Social Spider’s Fierce Behavior Discovered in 100-Million-Year-Old Fossil
A 100-million-year-old fossil of an orb-weaver spider attacking a parasitic male wasp has been discovered in a piece of amber.
Experts found the amber (globules of fossilized resins) while excavating a mine in the Hukawng Valley of Myanmar. It dates back to the early Cretaceous period between 97 and 110 million years ago.
This is the first fossil evidence showing a remarkable event of a spider attacking a wasp in the web. The amber has at least 15 unbroken strands of spider silk and the parasitic wasp was entangled in it.
According to the researchers the tree resin flowed on the spider and choked it to death just before it was about to consume its prey. "This juvenile spider was going to make a meal out of a tiny parasitic wasp, but never quite got to it," George Poinar, Jr., a professor emeritus of zoology at Oregon State University, said in a statement.
"This was a male wasp that suddenly found itself trapped in a spider web.
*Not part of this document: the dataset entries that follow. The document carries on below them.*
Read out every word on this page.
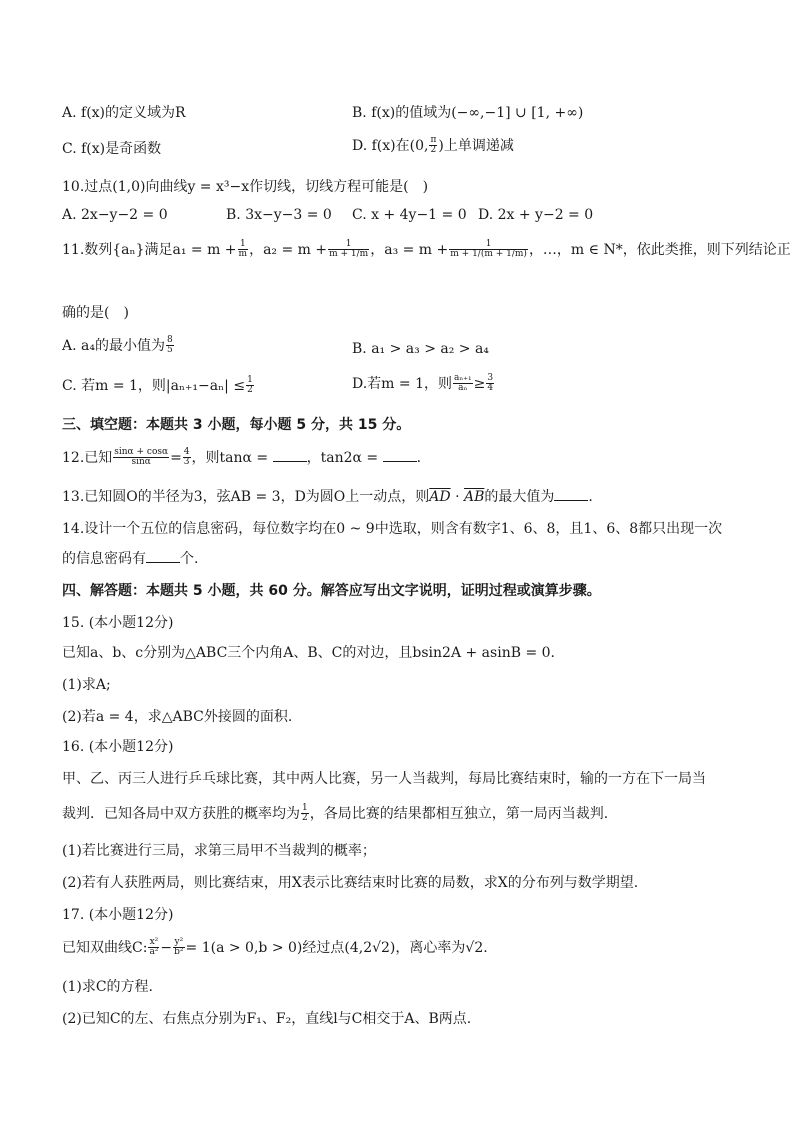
A. f(x)的定义域为R	B. f(x)的值域为(−∞,−1] ∪ [1, +∞)
C. f(x)是奇函数	D. f(x)在(0, $\frac{\pi}{2}$ )上单调递减
10.过点(1,0)向曲线y = x³−x作切线，切线方程可能是(　)
A. 2x−y−2 = 0	B. 3x−y−3 = 0 C. x + 4y−1 = 0 D. 2x + y−2 = 0
11.数列{aₙ}满足$a_1 = m + \frac{1}{m}$ ，$a_2 = m + \frac{1}{m + 1/m}$ ，$a_3 = m + \frac{1}{m + 1/(m + 1/m)}$ ，…，m ∈ N*，依此类推，则下列结论正
确的是(　)
A. a₄的最小值为 $\frac{8}{5}$	B. a₁ > a₃ > a₂ > a₄
C. 若m = 1，则$|a_{n+1}-a_n| \le \frac{1}{2}$	D.若m = 1，则 $\frac{\text{aₙ₊₁}}{\text{aₙ}} \ge \frac{3}{4}$
三、填空题：本题共 3 小题，每小题 5 分，共 15 分。
12.已知 $\frac{\sin\alpha + \cos\alpha}{\sin\alpha} = \frac{4}{3}$ ，则tanα = ，tan2α = .
13.已知圆O的半径为3，弦AB = 3，D为圆O上一动点，则$\overline{AD} \cdot \overline{AB}$的最大值为 .
14.设计一个五位的信息密码，每位数字均在0 ~ 9中选取，则含有数字1、6、8，且1、6、8都只出现一次
的信息密码有 个.
四、解答题：本题共 5 小题，共 60 分。解答应写出文字说明，证明过程或演算步骤。
15. (本小题12分)
已知a、b、c分别为△ABC三个内角A、B、C的对边，且bsin2A + asinB = 0.
(1)求A;
(2)若a = 4，求△ABC外接圆的面积.
16. (本小题12分)
甲、乙、丙三人进行乒乓球比赛，其中两人比赛，另一人当裁判，每局比赛结束时，输的一方在下一局当
裁判．已知各局中双方获胜的概率均为 $\frac{1}{2}$ ，各局比赛的结果都相互独立，第一局丙当裁判.
(1)若比赛进行三局，求第三局甲不当裁判的概率；
(2)若有人获胜两局，则比赛结束，用X表示比赛结束时比赛的局数，求X的分布列与数学期望.
17. (本小题12分)
已知双曲线C: $\frac{\text{x²}}{\text{a²}} - \frac{\text{y²}}{\text{b²}} = 1(a > 0,b > 0)$经过点(4,2√2)，离心率为√2.
(1)求C的方程.
(2)已知C的左、右焦点分别为F₁、F₂，直线l与C相交于A、B两点.
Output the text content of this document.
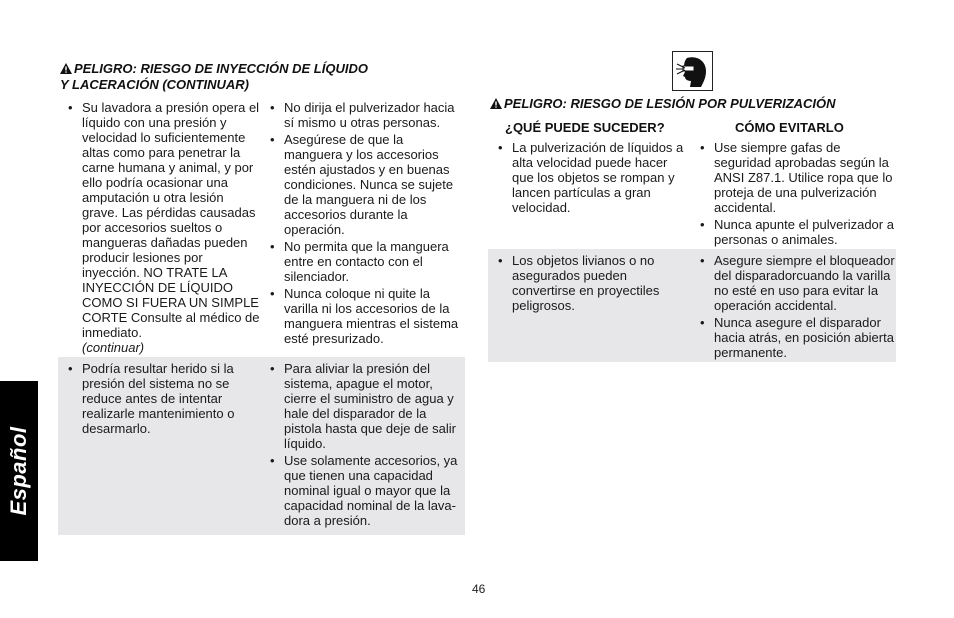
Español
PELIGRO: RIESGO DE INYECCIÓN DE LÍQUIDO
Y LACERACIÓN (CONTINUAR)
• Su lavadora a presión opera el líquido con una presión y velocidad lo suficientemente altas como para penetrar la carne humana y animal, y por ello podría ocasionar una amputación u otra lesión grave. Las pérdidas causadas por accesorios sueltos o mangueras dañadas pueden producir lesiones por inyección. NO TRATE LA INYECCIÓN DE LÍQUIDO COMO SI FUERA UN SIMPLE CORTE Consulte al médico de inmediato.
(continuar)
• No dirija el pulverizador hacia sí mismo u otras personas.
• Asegúrese de que la manguera y los accesorios estén ajustados y en buenas condiciones. Nunca se sujete de la manguera ni de los accesorios durante la operación.
• No permita que la manguera entre en contacto con el silenciador.
• Nunca coloque ni quite la varilla ni los accesorios de la manguera mientras el sistema esté presurizado.
• Podría resultar herido si la presión del sistema no se reduce antes de intentar realizarle mantenimiento o desarmarlo.
• Para aliviar la presión del sistema, apague el motor, cierre el suministro de agua y hale del disparador de la pistola hasta que deje de salir líquido.
• Use solamente accesorios, ya que tienen una capacidad nominal igual o mayor que la capacidad nominal de la lava-dora a presión.
PELIGRO: RIESGO DE LESIÓN POR PULVERIZACIÓN
¿QUÉ PUEDE SUCEDER?	CÓMO EVITARLO
• La pulverización de líquidos a alta velocidad puede hacer que los objetos se rompan y lancen partículas a gran velocidad.
• Use siempre gafas de seguridad aprobadas según la ANSI Z87.1. Utilice ropa que lo proteja de una pulverización accidental.
• Nunca apunte el pulverizador a personas o animales.
• Los objetos livianos o no asegurados pueden convertirse en proyectiles peligrosos.
• Asegure siempre el bloqueador del disparadorcuando la varilla no esté en uso para evitar la operación accidental.
• Nunca asegure el disparador hacia atrás, en posición abierta permanente.
46
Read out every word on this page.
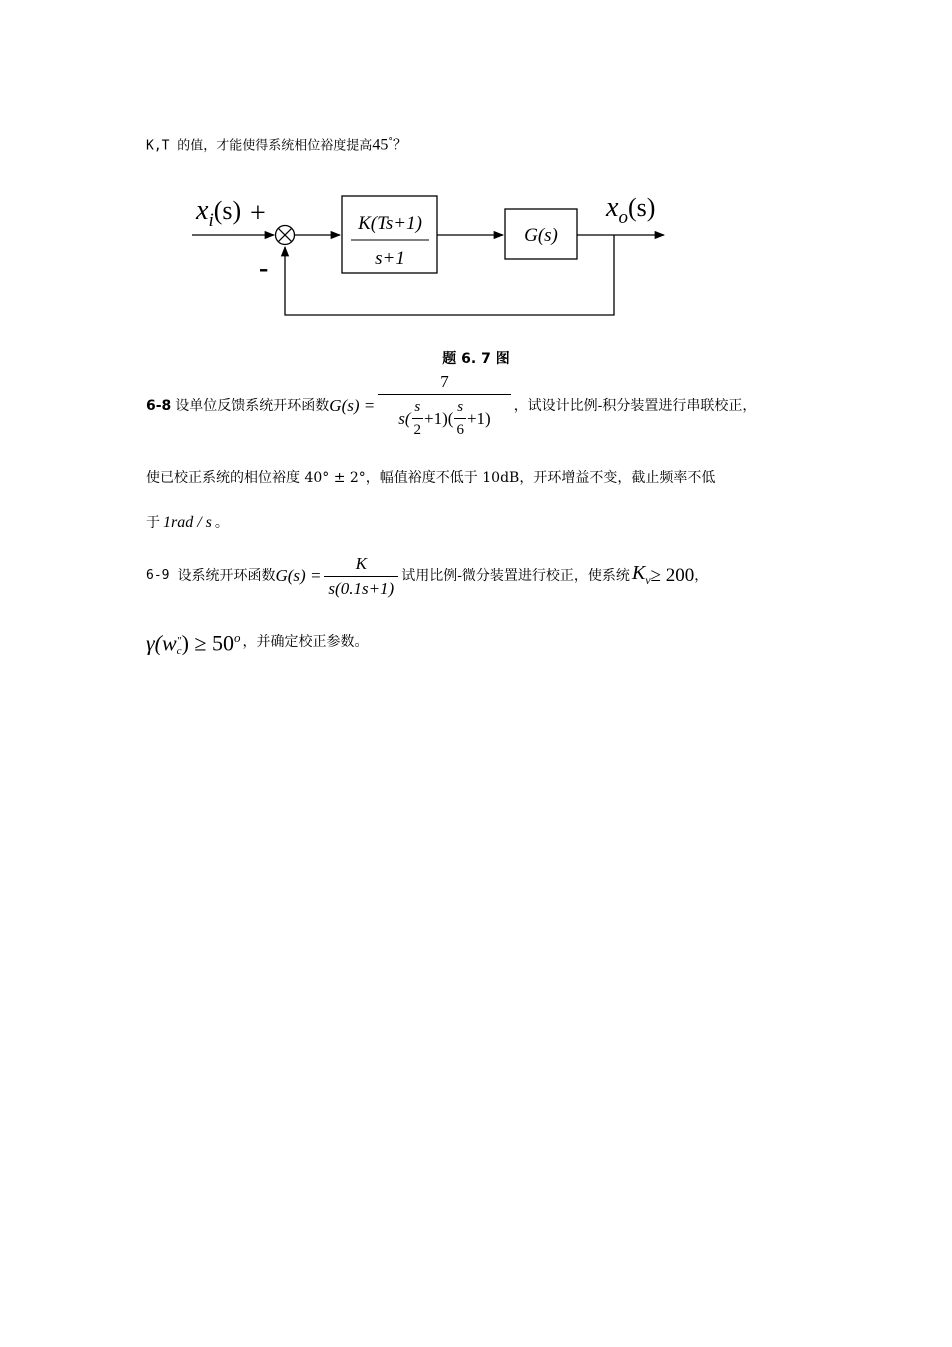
K,T 的值，才能使得系统相位裕度提高45°？
$x_i(s)$ +
-
K(Ts+1)
s+1
G(s)
$x_o(s)$
题 6. 7 图
6-8 设单位反馈系统开环函数 $G(s) = \frac{7}{s( \frac{s}{2} +1)( \frac{s}{6} +1)}$ ，试设计比例-积分装置进行串联校正，
使已校正系统的相位裕度 40° ± 2°，幅值裕度不低于 10dB，开环增益不变，截止频率不低
于 1rad / s 。
6-9 设系统开环函数 $G(s) = \frac{K}{s(0.1s+1)}$ 试用比例-微分装置进行校正，使系统 $K_v \ge 200$ ，
γ(w "
c ) ≥ $50^o$ ，并确定校正参数。
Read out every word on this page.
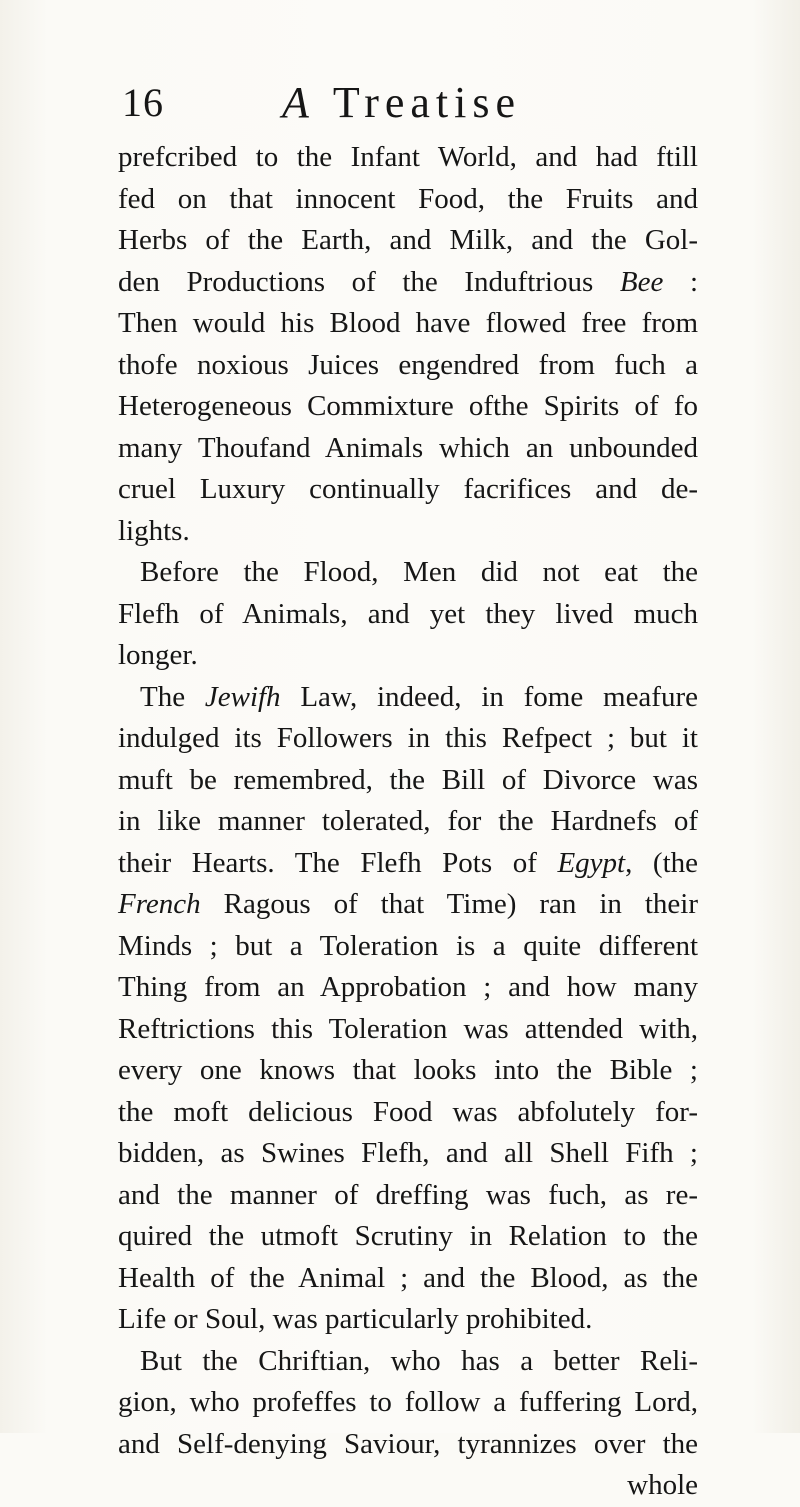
16	A Treatise
prefcribed to the Infant World, and had ftill
fed on that innocent Food, the Fruits and
Herbs of the Earth, and Milk, and the Gol-
den Productions of the Induftrious Bee :
Then would his Blood have flowed free from
thofe noxious Juices engendred from fuch a
Heterogeneous Commixture ofthe Spirits of fo
many Thoufand Animals which an unbounded
cruel Luxury continually facrifices and de-
lights.
Before the Flood, Men did not eat the
Flefh of Animals, and yet they lived much
longer.
The Jewifh Law, indeed, in fome meafure
indulged its Followers in this Refpect ; but it
muft be remembred, the Bill of Divorce was
in like manner tolerated, for the Hardnefs of
their Hearts. The Flefh Pots of Egypt, (the
French Ragous of that Time) ran in their
Minds ; but a Toleration is a quite different
Thing from an Approbation ; and how many
Reftrictions this Toleration was attended with,
every one knows that looks into the Bible ;
the moft delicious Food was abfolutely for-
bidden, as Swines Flefh, and all Shell Fifh ;
and the manner of dreffing was fuch, as re-
quired the utmoft Scrutiny in Relation to the
Health of the Animal ; and the Blood, as the
Life or Soul, was particularly prohibited.
But the Chriftian, who has a better Reli-
gion, who profeffes to follow a fuffering Lord,
and Self-denying Saviour, tyrannizes over the
whole
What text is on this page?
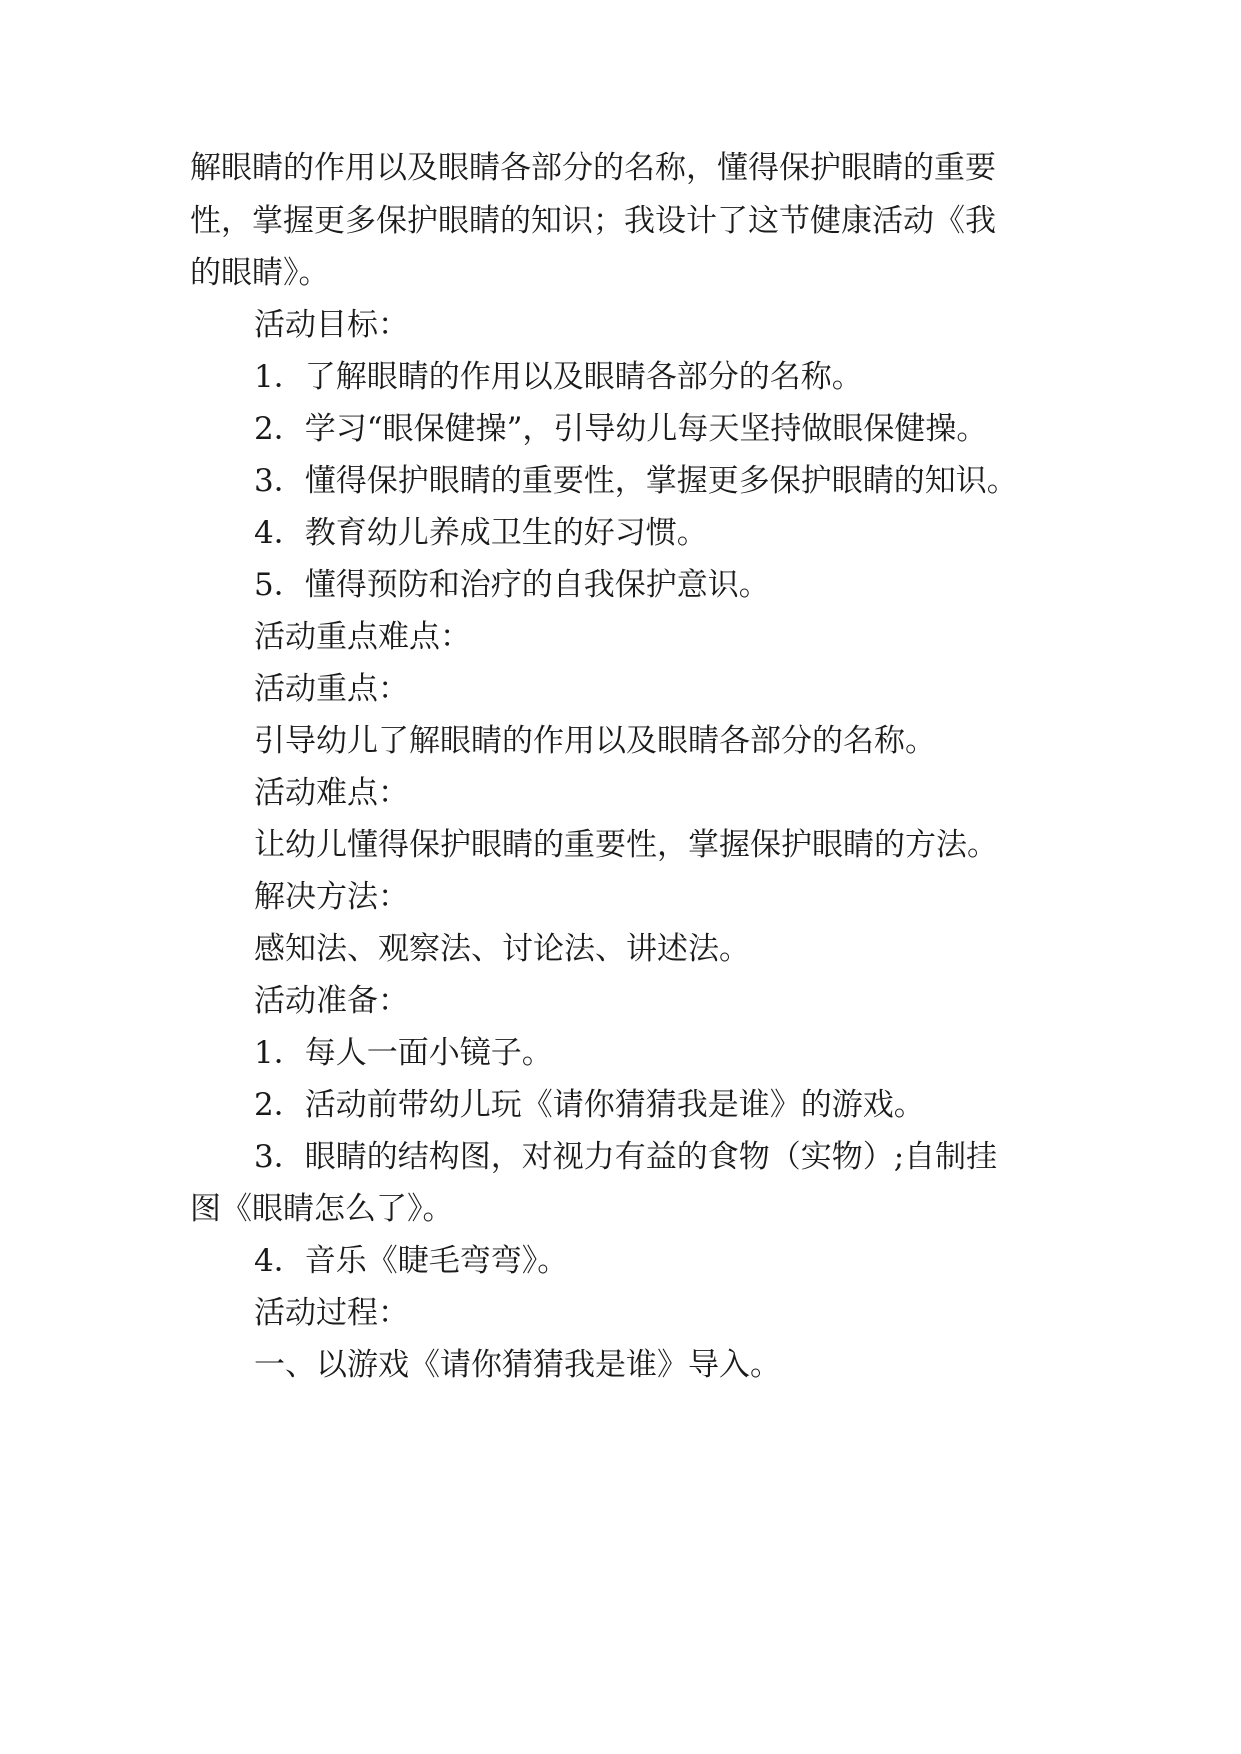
解眼睛的作用以及眼睛各部分的名称，懂得保护眼睛的重要

性，掌握更多保护眼睛的知识；我设计了这节健康活动《我

的眼睛》。

活动目标：

1．了解眼睛的作用以及眼睛各部分的名称。

2．学习“眼保健操”，引导幼儿每天坚持做眼保健操。

3．懂得保护眼睛的重要性，掌握更多保护眼睛的知识。

4．教育幼儿养成卫生的好习惯。

5．懂得预防和治疗的自我保护意识。

活动重点难点：

活动重点：

引导幼儿了解眼睛的作用以及眼睛各部分的名称。

活动难点：

让幼儿懂得保护眼睛的重要性，掌握保护眼睛的方法。

解决方法：

感知法、观察法、讨论法、讲述法。

活动准备：

1．每人一面小镜子。

2．活动前带幼儿玩《请你猜猜我是谁》的游戏。

3．眼睛的结构图，对视力有益的食物（实物）;自制挂

图《眼睛怎么了》。

4．音乐《睫毛弯弯》。

活动过程：

一、以游戏《请你猜猜我是谁》导入。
This was the wasp's worst nightmare, and it never ended. The wasp was watching the spider just as it was about to be attacked, when tree resin flowed over and captured both of them," Poinar summarized from the nature of the insects caught in the amber fossil.
Apart from the fossil evidence showing the predatory behavior of the spider, experts also found another male spider in the amber. The presence of two spiders in the same web suggests evidence of sociality in them.
Both the spider (Geratonephila burmanica) and the parasitic wasp (Cascoscelio incassus) belong to the extinct genera. However, this type of wasp belongs to a group that is today known to parasitize the spiders and lay their eggs on them.
Amber is known to preserve specimens such as insects, spiders, flies and wasps. According to experts, amber helps in estimating the evolutionary changes over millions of years. The oldest known fossil of a spider web is 130 million years old.
The findings of the study, "Predatory behaviour of the social orb-weaver spider, Geratonephila burmanica n. gen., n. sp. (Araneae:Nephilidae) with its wasp prey, Cascoscelio incassus n. gen., n. sp.(Hymenoptera: Platygastridae) in Early Cretaceous Burmese amber", are published in the journal of Historical Biology.